In Word’s of Life: Scripture as the Living and Active Word of God Timothy Ward attempts to “articulate , explain and defend what we are really saying when we proclaim, as we must, that the Bible is God’s word” (11). Ward says that he has attempted to “offer a faithful reworking , in the light of scripture, of the orthodox doctrine of scripture…, while casting it in terms that may help to make that doctrine more obviously essential to healthy Christian thought and life in the present” (179).  His methodology is to first draft a biblical outline by connecting the words and actions of God together so that for God to speak either audibly or through written text is to say that he has acted (22). Second, Ward builds upon a theological outline while expounding upon the relationship of the Trinity to scripture. It is in this section that he illustrates the role which each member of the Trinity plays in scripture. Third, Ward offers a doctrinal outline of scripture which revolves around its necessity, sufficiency, clarity and authority. Finally, he elucidates the application of scripture upon the Christian life.
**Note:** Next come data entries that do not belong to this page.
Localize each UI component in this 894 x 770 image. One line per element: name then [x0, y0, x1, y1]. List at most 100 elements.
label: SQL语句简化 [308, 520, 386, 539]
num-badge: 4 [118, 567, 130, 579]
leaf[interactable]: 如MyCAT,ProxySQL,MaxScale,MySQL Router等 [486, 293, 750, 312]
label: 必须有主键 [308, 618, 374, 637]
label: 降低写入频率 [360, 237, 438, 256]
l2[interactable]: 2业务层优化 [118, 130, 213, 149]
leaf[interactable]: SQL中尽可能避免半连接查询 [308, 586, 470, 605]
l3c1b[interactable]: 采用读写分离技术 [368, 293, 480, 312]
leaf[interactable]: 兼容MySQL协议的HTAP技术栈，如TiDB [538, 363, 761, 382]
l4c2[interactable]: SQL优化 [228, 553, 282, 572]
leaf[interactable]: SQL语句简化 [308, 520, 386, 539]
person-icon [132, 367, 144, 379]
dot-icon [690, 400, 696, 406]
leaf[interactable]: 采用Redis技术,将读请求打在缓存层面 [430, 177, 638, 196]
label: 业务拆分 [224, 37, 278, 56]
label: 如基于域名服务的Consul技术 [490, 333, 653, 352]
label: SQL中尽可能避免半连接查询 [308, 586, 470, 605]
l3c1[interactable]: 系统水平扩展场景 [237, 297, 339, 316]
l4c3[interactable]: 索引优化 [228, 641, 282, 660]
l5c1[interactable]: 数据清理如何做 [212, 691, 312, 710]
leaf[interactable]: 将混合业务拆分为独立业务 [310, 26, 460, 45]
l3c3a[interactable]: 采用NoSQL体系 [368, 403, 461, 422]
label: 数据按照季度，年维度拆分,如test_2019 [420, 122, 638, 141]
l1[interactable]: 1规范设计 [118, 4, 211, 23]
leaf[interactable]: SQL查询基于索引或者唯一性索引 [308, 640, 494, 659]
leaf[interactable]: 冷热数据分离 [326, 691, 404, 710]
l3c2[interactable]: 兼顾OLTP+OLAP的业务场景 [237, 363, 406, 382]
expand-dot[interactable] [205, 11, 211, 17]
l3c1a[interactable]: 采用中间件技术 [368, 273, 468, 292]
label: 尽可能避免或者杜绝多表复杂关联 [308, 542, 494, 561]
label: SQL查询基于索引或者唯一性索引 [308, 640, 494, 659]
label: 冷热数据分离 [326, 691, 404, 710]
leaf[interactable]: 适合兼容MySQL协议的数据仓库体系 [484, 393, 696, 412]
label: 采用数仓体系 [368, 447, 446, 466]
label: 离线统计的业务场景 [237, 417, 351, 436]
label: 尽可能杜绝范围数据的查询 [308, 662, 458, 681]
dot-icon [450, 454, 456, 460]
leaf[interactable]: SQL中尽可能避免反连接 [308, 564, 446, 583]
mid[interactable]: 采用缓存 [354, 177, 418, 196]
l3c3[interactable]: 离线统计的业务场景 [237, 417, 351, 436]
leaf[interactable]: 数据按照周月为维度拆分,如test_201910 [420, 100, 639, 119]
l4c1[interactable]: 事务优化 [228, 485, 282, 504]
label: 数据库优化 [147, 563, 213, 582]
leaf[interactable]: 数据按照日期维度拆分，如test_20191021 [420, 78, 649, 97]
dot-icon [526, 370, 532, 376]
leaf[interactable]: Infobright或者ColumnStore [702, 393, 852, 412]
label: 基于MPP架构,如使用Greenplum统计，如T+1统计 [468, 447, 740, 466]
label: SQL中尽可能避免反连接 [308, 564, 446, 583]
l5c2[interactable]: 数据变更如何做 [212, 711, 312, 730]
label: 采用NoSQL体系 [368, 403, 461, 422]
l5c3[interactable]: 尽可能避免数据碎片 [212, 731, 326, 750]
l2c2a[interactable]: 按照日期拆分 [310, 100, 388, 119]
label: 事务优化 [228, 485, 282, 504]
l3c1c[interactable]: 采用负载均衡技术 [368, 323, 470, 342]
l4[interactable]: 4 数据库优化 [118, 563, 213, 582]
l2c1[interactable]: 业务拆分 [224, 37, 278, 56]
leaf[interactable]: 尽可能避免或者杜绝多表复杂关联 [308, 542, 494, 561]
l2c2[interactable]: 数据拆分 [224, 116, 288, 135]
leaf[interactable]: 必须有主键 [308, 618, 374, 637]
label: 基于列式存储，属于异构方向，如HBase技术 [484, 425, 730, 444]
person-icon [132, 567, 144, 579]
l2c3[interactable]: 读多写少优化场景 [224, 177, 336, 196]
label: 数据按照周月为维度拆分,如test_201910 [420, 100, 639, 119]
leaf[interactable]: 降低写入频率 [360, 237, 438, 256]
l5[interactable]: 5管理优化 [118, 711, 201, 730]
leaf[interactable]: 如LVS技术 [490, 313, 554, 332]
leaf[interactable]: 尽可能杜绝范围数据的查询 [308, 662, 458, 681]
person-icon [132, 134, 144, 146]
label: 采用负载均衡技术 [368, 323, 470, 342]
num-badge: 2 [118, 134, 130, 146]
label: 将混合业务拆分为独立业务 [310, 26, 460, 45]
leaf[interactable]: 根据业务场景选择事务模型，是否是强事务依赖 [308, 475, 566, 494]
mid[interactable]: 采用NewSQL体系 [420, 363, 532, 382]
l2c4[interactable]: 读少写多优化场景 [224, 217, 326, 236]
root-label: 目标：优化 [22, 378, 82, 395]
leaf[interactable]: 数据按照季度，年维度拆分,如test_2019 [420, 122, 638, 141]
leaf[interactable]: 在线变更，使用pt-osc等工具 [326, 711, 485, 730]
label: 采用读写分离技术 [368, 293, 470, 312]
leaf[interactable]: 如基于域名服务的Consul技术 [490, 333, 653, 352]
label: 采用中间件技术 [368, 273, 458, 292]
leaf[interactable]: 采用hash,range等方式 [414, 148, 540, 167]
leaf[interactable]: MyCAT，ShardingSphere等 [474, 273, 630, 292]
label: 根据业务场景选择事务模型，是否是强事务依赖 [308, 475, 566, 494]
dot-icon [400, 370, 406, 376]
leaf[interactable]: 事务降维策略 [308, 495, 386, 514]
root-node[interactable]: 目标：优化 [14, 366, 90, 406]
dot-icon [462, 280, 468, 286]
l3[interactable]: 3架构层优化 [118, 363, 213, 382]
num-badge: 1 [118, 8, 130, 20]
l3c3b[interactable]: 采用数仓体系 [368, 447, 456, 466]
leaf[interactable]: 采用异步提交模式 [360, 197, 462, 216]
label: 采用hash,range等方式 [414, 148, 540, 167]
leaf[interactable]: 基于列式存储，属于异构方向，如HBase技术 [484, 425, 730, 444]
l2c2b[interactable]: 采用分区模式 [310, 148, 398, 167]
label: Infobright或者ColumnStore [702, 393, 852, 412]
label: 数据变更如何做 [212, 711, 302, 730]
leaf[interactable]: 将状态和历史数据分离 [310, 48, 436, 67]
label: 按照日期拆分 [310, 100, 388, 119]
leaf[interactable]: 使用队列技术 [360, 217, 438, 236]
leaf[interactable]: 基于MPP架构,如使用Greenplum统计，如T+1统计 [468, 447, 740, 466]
Ward provides a unique perspective on scripture by building upon what he alludes to as the “speech-acts” of God (36). The action of God through his words has been evident from the point of creation in which he spoke everything into existence (21), right up until the present day as he makes himself knowable to us through the scriptures as the words of his covenant (30). According to Ward, God is present in his words (28–30). God the Father uses words to build a covenant relationship with humanity. In turn, Jesus as the living word presented God to humanity in both word and deed (38). Furthermore, through God’s action by the Holy Spirit in the disciples of Jesus to write what he had spoken, he has identified himself directly with the words which they wrote (42). Ward’s unique “speech-act” premise allows for a vigorous defense of his high view of scripture. The Bible is divine not because every word was dictated by God, but because it is the action by which he has chosen to reveal himself and his ongoing covenant with his people, climaxed in Christ (56). In short, he “has so identified himself with his words that whatever someone does to God’s words they do directly to God himself” (27). Therefore, it is not the words themselves that are divine but God who chooses to act in them to make himself known through them.

In the Old Testament, God the Father chose to use words in order to create. He also chose to reveal his covenant and salvific plan through his words that were written by human authors (52–54). Of course, this included the promise of one who would come to redeem humanity from its fallen state. In the New Testament, Jesus came as the living word of God in both speech and action (38). Jesus literally came to the earth as the divine “speech-act” sent from the Father; he is simultaneously God in word and action (68). In addition, he indicated to his disciples that he spoke the words of God the Father. In turn, the disciples were charged through the power of the Holy Spirit to write down the words of God. Therefore, the words of scripture were written by human authors who were acted upon (theopneustos) by the Holy Spirit as an agent of the words of Christ which originated in the Father (80). Therefore, the origin of the content of scripture is God. The means by which we apply God’s word to our lives is through both individual and corporate meditation.

I found Ward’s book to be an exciting and thought provoking message to the Church and individual believers. He has made a very strong argument for the importance of the doctrine of holy scripture. I believe that his “speech-act” proposal provides a way forward while avoiding the criticism which has plagued high views of scripture in the past. I would personally like to see a Pentecostal scholar take this paradigm that he has laid out and expand it while being careful to acknowledge both the dynamic between the modern move of the Spirit in the Church and issues related to a high view of scripture in the Pentecostal academy. However, I must say that Ward’s book gave me inspiration and hope for academia in that he boldly upheld the holiness of scripture in the face of an onslaught of critics who would tear it apart. For such a small work, Ward gave an apt treatise on most of the major issues regarding the doctrine of scripture. He also rightly anticipated and answered criticism which has been leveled against this vital Christian doctrine. In addition, the flow and development of the book was masterful. I enjoyed the reading and study immensely.